The strong growth projection is great news for companies, investors and stakeholders, however, the report singles out sustainability as a factor that could slow a company's growth and diminish profits. Sustainability performance, as measured in environmental and social impact is gaining steam as the new way to do business. In fact, sustainability programs are creating value for companies by managing risks, driving growth and aligning corporate values with those of consumers.

The momentum towards a low-carbon economy is in full force with scientific consensus and government and business leaders calling for dramatic improvements to environmental performance. The Paris Agreement has been ratified by over 100 countries to date and is a great example of where we are heading with global climate goals.

So how do the projected growth numbers affect global climate goals? According to the report, consumer companies will have to greatly reduce the natural and social costs of their products and services in order to capitalize on rising demand without adversely affecting the environment and humans.

Supply chain management: The missing key

Supply chain management could present the missing link for meeting climate goals and capitalizing on projected demand growth. According to McKinsey, the typical consumer company's supply chain is far more impactful than its operations. Supply chains can account for 80% of GHG emissions and more than 90% of impact on air, land water, biodiversity and geological resources.

Supply chain management is clearly the key to mitigating environmental impact, and yet, it is a relatively unused strategy. According to McKinsey, of the companies that report to the Carbon Disclosure Project (CPD), only 25% say that they engage with their suppliers.

Companies that undertake supply chain management in an effort to manage environmental impact are likely to run into challenges such as not knowing where the impacts occur in their supply chain, and the presence of subcontractors and purchasing agents.

To address this, McKinsey recommends the following three approaches:

1. Locate critical issues across the whole supply chain

Several organizations offer frameworks and key performance indicator metrics to highlight areas of concern.

2. Link supply-chain sustainability goals to the global sustainability agenda

The CPD and WWF have calculated sector specific reduction targets that companies can refer to when setting their internal goals.

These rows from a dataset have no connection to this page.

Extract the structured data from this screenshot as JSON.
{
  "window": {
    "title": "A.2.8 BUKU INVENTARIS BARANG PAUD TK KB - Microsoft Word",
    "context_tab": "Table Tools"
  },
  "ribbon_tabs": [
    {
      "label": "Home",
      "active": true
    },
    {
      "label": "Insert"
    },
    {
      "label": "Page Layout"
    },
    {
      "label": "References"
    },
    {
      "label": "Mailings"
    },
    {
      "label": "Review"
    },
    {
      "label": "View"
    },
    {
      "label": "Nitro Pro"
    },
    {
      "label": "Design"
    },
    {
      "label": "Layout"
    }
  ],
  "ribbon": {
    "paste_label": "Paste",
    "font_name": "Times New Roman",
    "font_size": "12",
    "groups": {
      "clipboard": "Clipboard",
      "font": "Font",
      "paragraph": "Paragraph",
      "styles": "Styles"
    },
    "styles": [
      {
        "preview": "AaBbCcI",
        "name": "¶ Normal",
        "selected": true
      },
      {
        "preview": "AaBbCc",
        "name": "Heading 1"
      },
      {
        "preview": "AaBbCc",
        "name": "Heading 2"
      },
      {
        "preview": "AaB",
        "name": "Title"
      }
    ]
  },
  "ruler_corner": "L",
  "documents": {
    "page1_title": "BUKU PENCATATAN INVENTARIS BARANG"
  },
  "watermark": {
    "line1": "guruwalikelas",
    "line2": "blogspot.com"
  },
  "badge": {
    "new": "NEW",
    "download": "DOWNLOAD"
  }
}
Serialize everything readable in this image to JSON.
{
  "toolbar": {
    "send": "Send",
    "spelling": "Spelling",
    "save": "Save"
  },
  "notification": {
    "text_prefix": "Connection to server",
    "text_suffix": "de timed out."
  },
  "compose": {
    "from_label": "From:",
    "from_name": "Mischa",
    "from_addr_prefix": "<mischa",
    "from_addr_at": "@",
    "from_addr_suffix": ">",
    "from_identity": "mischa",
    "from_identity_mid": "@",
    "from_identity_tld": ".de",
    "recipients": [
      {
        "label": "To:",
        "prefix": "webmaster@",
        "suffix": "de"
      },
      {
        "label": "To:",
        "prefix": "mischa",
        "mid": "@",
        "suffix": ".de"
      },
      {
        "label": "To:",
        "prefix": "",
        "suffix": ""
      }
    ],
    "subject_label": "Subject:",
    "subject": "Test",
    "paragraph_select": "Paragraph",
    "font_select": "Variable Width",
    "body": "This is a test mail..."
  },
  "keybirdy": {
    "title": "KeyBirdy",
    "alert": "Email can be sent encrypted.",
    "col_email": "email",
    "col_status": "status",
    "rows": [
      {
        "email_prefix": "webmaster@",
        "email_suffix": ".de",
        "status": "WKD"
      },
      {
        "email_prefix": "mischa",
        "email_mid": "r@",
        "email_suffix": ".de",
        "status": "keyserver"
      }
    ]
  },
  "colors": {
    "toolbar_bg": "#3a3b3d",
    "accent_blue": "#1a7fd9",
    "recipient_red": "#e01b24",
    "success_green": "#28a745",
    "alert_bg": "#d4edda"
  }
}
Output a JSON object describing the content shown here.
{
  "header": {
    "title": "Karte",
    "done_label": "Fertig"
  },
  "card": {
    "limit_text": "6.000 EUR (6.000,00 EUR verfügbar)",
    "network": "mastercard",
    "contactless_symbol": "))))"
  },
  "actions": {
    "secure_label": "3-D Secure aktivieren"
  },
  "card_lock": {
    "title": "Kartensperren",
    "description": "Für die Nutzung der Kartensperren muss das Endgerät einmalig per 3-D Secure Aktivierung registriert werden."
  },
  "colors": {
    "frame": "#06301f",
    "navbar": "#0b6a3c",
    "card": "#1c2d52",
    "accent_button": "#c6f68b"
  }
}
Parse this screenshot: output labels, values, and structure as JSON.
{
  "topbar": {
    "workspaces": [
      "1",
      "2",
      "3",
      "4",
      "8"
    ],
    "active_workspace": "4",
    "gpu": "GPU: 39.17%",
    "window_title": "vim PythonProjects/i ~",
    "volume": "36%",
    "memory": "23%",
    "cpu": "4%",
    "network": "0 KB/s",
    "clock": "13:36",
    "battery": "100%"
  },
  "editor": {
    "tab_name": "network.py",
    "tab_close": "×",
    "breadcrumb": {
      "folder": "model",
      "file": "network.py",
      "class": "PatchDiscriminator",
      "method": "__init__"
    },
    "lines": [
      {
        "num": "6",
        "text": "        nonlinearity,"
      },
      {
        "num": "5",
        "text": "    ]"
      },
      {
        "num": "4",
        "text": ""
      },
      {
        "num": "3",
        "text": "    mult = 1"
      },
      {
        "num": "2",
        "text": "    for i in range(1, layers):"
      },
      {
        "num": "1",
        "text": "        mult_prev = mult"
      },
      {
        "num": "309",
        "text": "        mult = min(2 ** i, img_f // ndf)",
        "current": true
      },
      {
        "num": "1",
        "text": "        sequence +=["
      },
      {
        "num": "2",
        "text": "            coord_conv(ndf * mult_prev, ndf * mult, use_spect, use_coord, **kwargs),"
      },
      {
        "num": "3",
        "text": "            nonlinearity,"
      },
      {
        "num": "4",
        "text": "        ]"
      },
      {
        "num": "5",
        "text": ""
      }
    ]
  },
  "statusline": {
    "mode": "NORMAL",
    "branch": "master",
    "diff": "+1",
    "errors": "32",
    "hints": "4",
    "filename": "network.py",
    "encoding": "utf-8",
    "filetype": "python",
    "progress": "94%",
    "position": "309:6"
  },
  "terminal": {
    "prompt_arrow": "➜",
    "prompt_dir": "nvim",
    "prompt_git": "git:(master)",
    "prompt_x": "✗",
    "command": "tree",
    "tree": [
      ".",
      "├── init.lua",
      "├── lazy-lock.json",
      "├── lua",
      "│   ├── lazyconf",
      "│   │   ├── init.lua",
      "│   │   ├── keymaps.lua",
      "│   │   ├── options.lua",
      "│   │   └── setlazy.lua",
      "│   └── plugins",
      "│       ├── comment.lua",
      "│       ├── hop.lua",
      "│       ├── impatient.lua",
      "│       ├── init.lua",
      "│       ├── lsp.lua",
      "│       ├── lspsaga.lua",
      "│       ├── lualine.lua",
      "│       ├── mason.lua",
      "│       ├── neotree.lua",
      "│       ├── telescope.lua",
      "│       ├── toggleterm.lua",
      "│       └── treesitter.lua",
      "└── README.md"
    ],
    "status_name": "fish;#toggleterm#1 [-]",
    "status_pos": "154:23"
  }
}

3. Assist suppliers with managing impact — and make sure they follow through

Ultimately, companies have tremendous purchasing power over their suppliers and should leverage this power to influence their suppliers' business practices.

Looking to the future

Companies that manage their supply chain may be the best positioned to benefit from the expected growth in consumption. By looking at their supply chain for the purpose of improving sustainability performance, they are highly likely to identify inefficiencies and opportunities that can improve their bottom-line and environmental performance.